Royales Dankeschön

Herzogin Catherine besucht Brautkleid-Näherinnen

Herzogin Catherine besucht Brautkleid-Näherinnen
Herzogin Catherine
Der Tag ihres Lebens: Herzogin Catherine

Es war DAS Kleid – und gleichzeitig das wohl am besten gehütete Geheimnis – des Jahres 2011: Das Brautkleid von Kate Middleton, der jetzigen Herzogin Catherine, das ihr Alexander McQueen-Designerin Sarah Burton auf den royalen Leib schneiderte. Jetzt bedankte sich die Braut bei denen, die auch ihre Händchen im Spiel hatten.

Es war Prinzessinnentraum und Staatsgeheimnis zugleich: das wunderschöne Hochzeitskleid, in dem Kate Middleton im April letzten Jahres dem zukünftigen König von England die ewige Treue schwor. Wochenlang hatte die Gerüchteküche gebrodelt, und Klatschmagazine und Palastinsider überboten sich mit Spekulationen darüber, welcher Designer denn nun die Ehre haben würde, der künftigen Herzogin Catherine das wichtigste Kleid ihres Lebens auf den zarten Leib zu schneidern.
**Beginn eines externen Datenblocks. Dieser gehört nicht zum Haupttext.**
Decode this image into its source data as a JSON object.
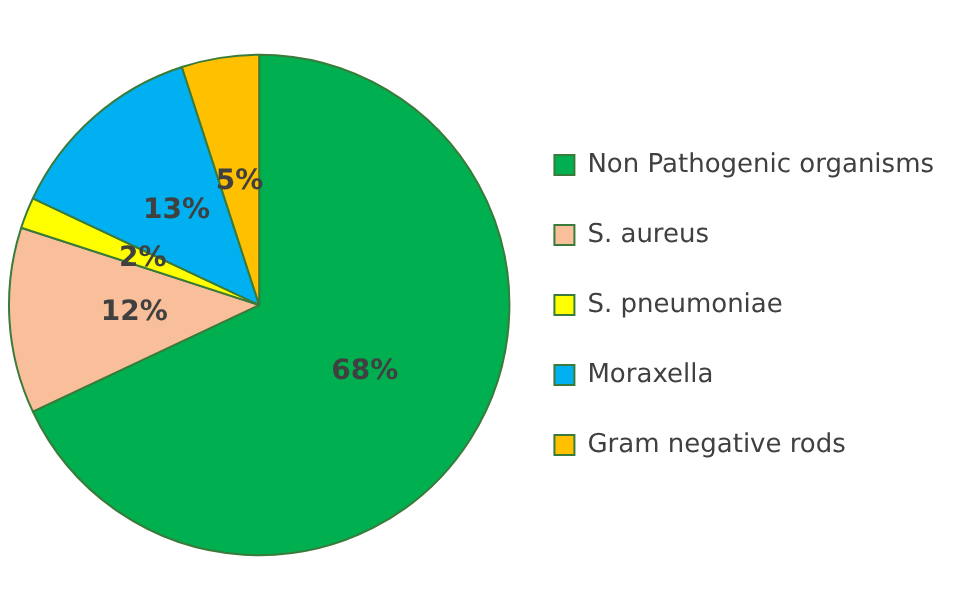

Schließlich machte Sarah Burton das Rennen und hüllte die Braut für ihr Label Alexander McQueen in einen Traum aus Seide und Spitze. Dass dieser weiße Traum in mühevoller Handarbeit entstanden ist, versteht sich von selbst, wurde bisher aber weder groß erwähnt, noch gebührend gewürdigt.

Herzogin Catherine
Drei-Meter-Schleppe zwischen Pippa und Kate Middleton

Herzogin Catherine bedankt sich

Doch jetzt entschied sich Herzogin Catherine dazu, den Näherinnen persönlich zu danken, die ihr traumhaftes Brautkleid in mühsamer Kleinstarbeit und unter erschwerten Bedingungen hergestellt hatten. Knapp 50.000 Euro soll das gute Stück wert sein. Dafür wurden verschiedene Seiden- und Spitzensorten verarbeitet, auf die Distel-, Rosen-, Kleeblatt- und Narzissenmuster aufgestickt wurden. 58 Knöpfe und eine drei Meter lange Schleppe komplettierten das Kleid des Jahres. Für die Näherinnen an der Royal School of Needlework bedeutete die Arbeit an Kate Middletons Kleid Stress pur, denn sie mussten nicht nur rund um die Uhr sticken und nähen, sondern auch Handschuhe tragen und sich zusätzlich alle 30 Minuten die Hände waschen, um die exklusiven Stoffe nicht zu verunreinigen. Außerdem wurde vor ihnen lange Zeit geheim gehalten, für wen sie da eigentlich arbeiteten und welchem Designer sie ihre wunden Finger zu verdanken hatten. Trotzdem fühlten sich die Näherinnen letztendlich natürlich sehr geehrt und geschmeichelt, dass sie am Brautkleid der Herzogin von Cambridge mitarbeiten durften.

Auch Herzogin Catherine selbst beeindruckte die Näherinnen jetzt bei ihrem Dankesbesuch. Dem „British Telegraph“ sagten sie: „Catherine lag sehr viel daran, uns ihre Dankbarkeit persönlich zu überbringen. Sie war sich absolut bewusst, wie viel Arbeit dahinter steckte und unter welchem Druck wir standen.“ Doch nicht nur für Kate Middleton, sondern auch für alle, die am Traumkleid mitgewirkt haben, haben sich alle Mühen und Strapazen durchaus gelohnt. Denn das Ergebnis kann sich nun wirklich mehr als sehen lassen, oder?